A parison is a manufactured article obtained by moulding of thermoplastic material and subjected to a blow moulding process which makes it into a bottle. Typically, the bottle obtained from the parison is intended for the bottling industry, for example to contain alimentary drinks and beverages.
The invention therefore addresses the bottling industry in particular and, more specifically, is applicable to the forming of containers from parisons made of thermoplastic material.
With reference in particular to the bottling industry, a parison is made of plastic material, generally transparent or semitransparent, having an elongate, tubular shape with an open upper part and a lower part constituting a closed bottom.
The parison is characterized by an upper part, called “mouth” or “neck”, which is not modified by the blow moulding process and thus remains unchanged in the finished container. The mouth also has on its outside surface a screw thread which differs in diameter and thread type, that is to say, the set of transversal ridges which are formed on its outside surface and which allow a cap to be screwed onto it.
Below the screw thread, the mouth generally has an annular region, called “flange”, which is a radially protruding ring.
The lower part of the parison has an elongate structure extending along an axis and tubular in shape. This is the part that is heated and blow moulded to form the container.
Parison moulding machines typically have a plurality of moulds in which the parisons are formed. Typically, a number identifying the mould which has been used to form the parison is stamped (in relief or low relief) on the outside surface of the threaded end of the parison itself.
In the container production process, any parison defects, especially on the threaded portion of the parison, can lead to considerable problems, such as, for example, jamming of the capping machine. This is particularly serious because bottling lines work continuously and their operating speeds (which translates as production capacity) are very high.

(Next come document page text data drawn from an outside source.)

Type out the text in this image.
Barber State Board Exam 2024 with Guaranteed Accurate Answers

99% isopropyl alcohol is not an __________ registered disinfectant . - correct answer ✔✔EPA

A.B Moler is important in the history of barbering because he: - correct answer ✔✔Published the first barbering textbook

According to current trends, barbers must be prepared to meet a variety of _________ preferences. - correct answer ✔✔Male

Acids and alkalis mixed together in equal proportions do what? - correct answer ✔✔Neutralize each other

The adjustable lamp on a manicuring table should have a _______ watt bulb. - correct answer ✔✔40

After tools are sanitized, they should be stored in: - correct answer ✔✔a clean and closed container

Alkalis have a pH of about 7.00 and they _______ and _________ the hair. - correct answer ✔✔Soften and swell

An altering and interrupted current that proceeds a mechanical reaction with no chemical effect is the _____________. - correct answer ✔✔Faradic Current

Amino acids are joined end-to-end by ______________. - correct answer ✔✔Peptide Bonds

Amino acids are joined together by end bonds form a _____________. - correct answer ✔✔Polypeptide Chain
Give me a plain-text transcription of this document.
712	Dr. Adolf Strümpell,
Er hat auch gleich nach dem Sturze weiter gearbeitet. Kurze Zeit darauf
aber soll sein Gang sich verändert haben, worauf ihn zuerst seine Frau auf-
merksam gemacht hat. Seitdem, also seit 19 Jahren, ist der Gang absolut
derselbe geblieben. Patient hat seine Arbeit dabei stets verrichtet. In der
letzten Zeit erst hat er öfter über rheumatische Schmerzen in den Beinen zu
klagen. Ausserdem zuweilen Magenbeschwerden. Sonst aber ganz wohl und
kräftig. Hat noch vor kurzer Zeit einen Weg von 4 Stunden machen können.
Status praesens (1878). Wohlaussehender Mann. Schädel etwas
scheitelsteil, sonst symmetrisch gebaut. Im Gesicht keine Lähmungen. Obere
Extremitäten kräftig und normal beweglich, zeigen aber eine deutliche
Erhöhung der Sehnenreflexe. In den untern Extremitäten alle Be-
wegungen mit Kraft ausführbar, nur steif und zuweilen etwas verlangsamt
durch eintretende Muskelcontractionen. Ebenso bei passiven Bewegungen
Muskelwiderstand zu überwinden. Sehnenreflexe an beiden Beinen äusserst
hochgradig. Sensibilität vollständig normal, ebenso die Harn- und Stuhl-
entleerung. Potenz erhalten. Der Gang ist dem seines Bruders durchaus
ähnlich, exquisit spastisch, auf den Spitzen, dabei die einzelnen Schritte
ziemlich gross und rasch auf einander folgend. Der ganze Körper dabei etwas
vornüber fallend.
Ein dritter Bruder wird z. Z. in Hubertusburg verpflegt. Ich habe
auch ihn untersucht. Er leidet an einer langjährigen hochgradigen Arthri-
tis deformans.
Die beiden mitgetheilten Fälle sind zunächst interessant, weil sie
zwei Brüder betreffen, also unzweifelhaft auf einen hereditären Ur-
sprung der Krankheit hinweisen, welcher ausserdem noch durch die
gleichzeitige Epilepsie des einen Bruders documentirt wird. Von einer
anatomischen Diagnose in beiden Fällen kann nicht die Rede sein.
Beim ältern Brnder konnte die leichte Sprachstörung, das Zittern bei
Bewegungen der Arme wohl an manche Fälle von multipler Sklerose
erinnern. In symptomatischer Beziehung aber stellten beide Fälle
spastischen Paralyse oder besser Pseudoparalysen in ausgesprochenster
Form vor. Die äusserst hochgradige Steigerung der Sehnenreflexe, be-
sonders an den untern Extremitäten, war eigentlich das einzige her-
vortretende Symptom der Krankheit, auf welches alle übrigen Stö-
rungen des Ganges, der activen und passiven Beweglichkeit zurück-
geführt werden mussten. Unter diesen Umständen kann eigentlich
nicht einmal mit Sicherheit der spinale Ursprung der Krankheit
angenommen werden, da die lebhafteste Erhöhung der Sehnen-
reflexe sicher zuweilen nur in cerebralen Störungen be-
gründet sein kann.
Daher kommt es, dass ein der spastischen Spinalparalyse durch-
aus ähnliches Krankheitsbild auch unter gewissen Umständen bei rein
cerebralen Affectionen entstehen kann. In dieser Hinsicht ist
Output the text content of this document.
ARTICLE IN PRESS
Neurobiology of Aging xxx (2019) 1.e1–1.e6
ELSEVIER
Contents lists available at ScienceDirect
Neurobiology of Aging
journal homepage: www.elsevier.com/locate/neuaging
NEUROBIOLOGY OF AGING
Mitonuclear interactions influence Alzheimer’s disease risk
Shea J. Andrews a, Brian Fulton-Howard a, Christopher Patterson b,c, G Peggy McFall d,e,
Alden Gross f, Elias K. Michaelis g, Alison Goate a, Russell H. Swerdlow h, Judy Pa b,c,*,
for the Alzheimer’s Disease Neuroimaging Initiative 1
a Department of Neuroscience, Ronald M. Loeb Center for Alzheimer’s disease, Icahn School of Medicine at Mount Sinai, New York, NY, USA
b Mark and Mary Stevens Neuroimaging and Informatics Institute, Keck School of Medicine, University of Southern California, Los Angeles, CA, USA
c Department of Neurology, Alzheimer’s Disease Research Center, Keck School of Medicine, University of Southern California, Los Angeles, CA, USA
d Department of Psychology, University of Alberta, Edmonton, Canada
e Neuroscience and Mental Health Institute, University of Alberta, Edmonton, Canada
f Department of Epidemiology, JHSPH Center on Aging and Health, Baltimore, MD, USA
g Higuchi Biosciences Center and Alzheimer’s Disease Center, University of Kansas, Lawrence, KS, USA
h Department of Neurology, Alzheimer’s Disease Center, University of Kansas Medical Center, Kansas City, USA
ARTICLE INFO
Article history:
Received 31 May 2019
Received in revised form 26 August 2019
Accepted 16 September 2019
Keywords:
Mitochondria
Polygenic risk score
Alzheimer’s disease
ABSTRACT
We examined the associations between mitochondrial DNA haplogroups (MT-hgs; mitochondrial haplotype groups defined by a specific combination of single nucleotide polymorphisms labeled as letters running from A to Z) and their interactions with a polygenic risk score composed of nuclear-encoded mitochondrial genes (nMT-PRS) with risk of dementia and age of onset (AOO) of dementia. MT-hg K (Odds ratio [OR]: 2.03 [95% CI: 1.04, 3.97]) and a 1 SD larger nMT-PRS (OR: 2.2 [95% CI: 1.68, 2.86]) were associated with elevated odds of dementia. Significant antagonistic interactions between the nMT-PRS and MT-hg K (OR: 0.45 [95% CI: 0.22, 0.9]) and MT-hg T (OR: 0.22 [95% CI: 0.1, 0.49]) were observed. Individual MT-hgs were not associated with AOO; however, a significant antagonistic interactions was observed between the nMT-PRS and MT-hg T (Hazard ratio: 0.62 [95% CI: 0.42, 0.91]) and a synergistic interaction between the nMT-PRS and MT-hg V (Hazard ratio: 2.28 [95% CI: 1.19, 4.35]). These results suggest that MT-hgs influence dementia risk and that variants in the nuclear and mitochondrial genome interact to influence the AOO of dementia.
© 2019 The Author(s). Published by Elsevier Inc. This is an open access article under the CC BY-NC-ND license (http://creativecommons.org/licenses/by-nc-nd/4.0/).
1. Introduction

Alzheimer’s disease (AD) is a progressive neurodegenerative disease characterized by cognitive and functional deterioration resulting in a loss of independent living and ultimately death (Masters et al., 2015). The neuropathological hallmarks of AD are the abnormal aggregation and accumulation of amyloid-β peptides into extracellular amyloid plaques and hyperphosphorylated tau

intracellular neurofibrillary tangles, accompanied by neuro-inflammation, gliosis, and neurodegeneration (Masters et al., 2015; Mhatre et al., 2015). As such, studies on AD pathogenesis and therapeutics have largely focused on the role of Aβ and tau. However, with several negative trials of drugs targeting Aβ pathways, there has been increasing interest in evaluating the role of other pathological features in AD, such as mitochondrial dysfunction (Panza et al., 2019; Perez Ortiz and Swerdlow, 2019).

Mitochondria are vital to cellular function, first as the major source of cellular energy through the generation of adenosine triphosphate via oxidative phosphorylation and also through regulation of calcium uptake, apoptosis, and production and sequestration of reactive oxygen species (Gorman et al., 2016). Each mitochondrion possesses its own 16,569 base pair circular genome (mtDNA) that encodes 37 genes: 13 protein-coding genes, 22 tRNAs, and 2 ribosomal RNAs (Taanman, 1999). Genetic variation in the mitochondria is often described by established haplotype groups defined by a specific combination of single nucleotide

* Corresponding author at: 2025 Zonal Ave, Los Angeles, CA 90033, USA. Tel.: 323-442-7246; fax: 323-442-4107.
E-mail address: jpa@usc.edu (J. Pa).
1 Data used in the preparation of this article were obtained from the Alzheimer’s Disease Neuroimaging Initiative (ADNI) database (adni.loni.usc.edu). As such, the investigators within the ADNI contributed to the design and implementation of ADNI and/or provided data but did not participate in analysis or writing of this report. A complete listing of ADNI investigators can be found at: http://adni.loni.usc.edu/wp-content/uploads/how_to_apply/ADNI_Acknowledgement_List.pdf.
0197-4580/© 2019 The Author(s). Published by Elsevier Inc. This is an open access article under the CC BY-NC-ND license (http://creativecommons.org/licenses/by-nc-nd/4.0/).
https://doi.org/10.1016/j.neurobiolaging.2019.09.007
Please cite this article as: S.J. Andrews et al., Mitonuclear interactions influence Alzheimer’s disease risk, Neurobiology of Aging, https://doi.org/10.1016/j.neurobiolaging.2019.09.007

Parison inspection apparatuses are therefore known which are designed to check the quality of the parisons by optically analysing the threaded zone.
In this context, it is also useful to know the identification number of the mould used to produce a parison so as to facilitate identification of the cause of a defect and allow prompt action to be taken to eliminate the problem which caused the defect.
Some prior art apparatuses such as, for example, the one described in patent document EP1674234, involve handling the parisons in order to present them to an inspection camera under conditions which are favourable for inspection. In these apparatuses, inspection occurs off line because such handling of the parisons is incompatible with the speed at which the parisons move along the bottling line.
That means, typically, that the quality inspection is carried out only on a sample of the parisons made.
In these cases, typically, the cavity number (representing the mould in which the parison was produced) is derived from an image of an outside surface of the threaded end of the parison.
Another example of an optical inspection apparatus is provided by patent document JP5567079.
In that solution, a plurality of inspection stations operate in temporal succession on the same parison.
This prolongs the time needed for inspection and increases the overall dimensions of the apparatus.
In that solution, the cavity number of the parison is obtained by capturing images of the outside surface of the threaded end of the parison using a camera positioned laterally of the parison itself. This creates a problem of inspection precision if the image is captured with a camera which is stationary and the parison is moving at high speed. In other words, the system is precise only if the parisons are moved at a relatively low speed at the station where the cavity number is detected, which is incompatible with the need to keep in step with the bottling line.
In the solution proposed by JP5567079, there are also other inspection stations with cameras equipped with telecentric lenses designed to look inside the parisons in order to check the bottoms thereof. These stations, however, cannot be used effectively to analyse the screw thread and to read the cavity number.
Thus, the apparatus described in JP5567079, besides being cumbersome and constructionally complex, does not guarantee high performance.
Other examples of optical inspection devices are provided by patent documents DE102012022474A1 and WO2012/001414A2.
DE102012022474A1 describes (in FIGS. 7 and 8) the use of pericentric optical, to see from above the outer side walls of the inspected item (otherwise not visible for perspective reasons).
WO2012/001414A2 describes (FIG. 9) the possibility to top down viewing a preform with a camera 160; this solution has the function to inspect the neck and the bottom of the preform to verify that the colouring of the same is acceptable.
However, such solutions do not allow to read the number of the forming cavity or to effectively inspect the thread; in particular when the preforms move at high speed.